Como un as bajo la manga, un plan B, una cortina de
humo o el más ingenuo de los artificios para tratar de contrarrestar la
reacción popular contra la farsa de los diálogos de paz en La Habana, Juampa y
los inmaculados guerrilleros concebidos sin pecado han lanzado el embeleco
inútil de una comisión de la verdad, especie de catarsis engañosa o supuesta
garantía absoluta de que la barbarie no se volverá a repetir, con el único
propósito real de calmar los ánimos y de tratar de distraer a una comunidad que
pierde la paciencia.
Una comisión absolutamente inútil porque no va a
servir para juzgar a los implicados en los hechos desconocidos hasta ahora por
los jueces. Inútil, porque los delegados de las guerrillas mantendrán el discurso
de la fallida comisión histórica, tan distinto al del 90% de los colombianos y,
por ello, la “verdad” no logrará consenso.
Inútil, porque los elementos desconocidos de la barbarie
paramilitar-ejército-guerrilla son pocos, a diferencia de lo que pasó durante
los regímenes totalitarios como el argentino o el surafricano en los que tal
comisión sí estaba justificada.
Una comisión de la verdad debe comenzar por el
restablecimiento de la cátedra de Historia en nuestros colegios, contexto
imprescindible para que todos comprendamos.

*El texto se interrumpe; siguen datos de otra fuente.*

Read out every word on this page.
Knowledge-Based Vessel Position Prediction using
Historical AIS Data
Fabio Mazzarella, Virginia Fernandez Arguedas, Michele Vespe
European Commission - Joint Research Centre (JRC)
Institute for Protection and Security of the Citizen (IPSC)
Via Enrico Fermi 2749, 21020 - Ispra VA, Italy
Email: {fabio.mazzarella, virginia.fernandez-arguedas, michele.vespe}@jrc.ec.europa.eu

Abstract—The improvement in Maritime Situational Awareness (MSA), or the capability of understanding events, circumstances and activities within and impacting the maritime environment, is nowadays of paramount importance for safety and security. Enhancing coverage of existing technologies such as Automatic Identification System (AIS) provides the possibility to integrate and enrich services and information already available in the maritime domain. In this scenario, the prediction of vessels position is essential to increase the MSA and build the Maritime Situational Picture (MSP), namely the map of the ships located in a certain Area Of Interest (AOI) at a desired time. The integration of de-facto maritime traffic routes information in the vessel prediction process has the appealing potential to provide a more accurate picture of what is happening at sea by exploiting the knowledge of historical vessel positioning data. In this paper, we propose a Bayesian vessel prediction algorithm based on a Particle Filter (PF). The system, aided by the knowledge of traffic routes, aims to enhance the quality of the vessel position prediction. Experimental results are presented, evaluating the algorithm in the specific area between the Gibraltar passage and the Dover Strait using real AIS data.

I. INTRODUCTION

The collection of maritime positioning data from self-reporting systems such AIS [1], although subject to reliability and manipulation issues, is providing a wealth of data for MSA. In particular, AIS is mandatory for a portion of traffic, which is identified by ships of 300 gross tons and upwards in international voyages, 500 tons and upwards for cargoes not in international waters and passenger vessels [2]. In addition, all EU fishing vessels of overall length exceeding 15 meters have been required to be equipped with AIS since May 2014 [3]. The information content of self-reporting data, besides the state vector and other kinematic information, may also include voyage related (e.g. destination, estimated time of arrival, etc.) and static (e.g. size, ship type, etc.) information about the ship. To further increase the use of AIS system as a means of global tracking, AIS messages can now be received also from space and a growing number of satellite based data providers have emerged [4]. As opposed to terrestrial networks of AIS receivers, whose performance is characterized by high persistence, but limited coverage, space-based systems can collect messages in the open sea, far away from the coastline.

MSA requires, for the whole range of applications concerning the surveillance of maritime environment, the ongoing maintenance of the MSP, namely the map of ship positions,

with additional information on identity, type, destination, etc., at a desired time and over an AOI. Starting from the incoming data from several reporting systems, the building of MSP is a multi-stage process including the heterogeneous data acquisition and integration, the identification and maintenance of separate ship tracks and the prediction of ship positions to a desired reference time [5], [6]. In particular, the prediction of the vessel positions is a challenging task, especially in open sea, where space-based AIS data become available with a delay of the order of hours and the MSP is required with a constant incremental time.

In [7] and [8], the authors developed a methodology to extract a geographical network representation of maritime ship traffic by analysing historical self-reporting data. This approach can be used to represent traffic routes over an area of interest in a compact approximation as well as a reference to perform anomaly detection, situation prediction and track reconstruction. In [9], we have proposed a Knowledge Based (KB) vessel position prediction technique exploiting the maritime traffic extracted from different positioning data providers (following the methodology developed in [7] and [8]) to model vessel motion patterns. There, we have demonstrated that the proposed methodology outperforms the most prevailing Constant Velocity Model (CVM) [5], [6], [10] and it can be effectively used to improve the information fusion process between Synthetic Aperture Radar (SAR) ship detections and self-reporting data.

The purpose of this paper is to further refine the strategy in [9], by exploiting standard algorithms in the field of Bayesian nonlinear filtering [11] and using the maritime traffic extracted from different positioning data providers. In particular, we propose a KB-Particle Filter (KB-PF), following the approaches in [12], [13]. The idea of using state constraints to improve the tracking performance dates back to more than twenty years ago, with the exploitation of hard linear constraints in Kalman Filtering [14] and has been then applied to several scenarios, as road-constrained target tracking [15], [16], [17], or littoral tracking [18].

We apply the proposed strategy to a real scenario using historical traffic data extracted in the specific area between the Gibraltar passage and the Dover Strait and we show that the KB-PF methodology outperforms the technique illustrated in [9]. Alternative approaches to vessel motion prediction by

Será una verdad parcial, una gran mentira, si no recordamos a Pol Pot,
la barbarie de la revolución cultural de Mao, los genocidios de Stalin o los
fusilamientos arbitrarios ordenados por el Che Guevara en Cuba. Sin historia, se mantendrá oculta la
responsabilidad de los maestros y las universidades públicas en el
adoctrinamiento de quienes en Colombia iban a repetir los campos de
concentración de Hitler. Por la historia
entenderemos la estupidez de unos colombianos que intentaron aquí desde 1964 lo
que ya había fracaso en otros muchos países y sigue fracasando en Venezuela,
Cuba y Corea del Norte.
Esta nueva puesta en escena de Juampa y sus amigos parece
más sospechosa por su precocidad, cuando los temas más importantes aun no se ha
definido en La Habana después de tres años de “carreta” y cuando sabemos que la
comisión de la verdad requiere un largo debate de unos tres semestres en el
Congreso para ser aprobada y unos tres años o más para que cumpla su misión; pero sobre
todo, que se haya firmado el acuerdo y aprobado por el pueblo.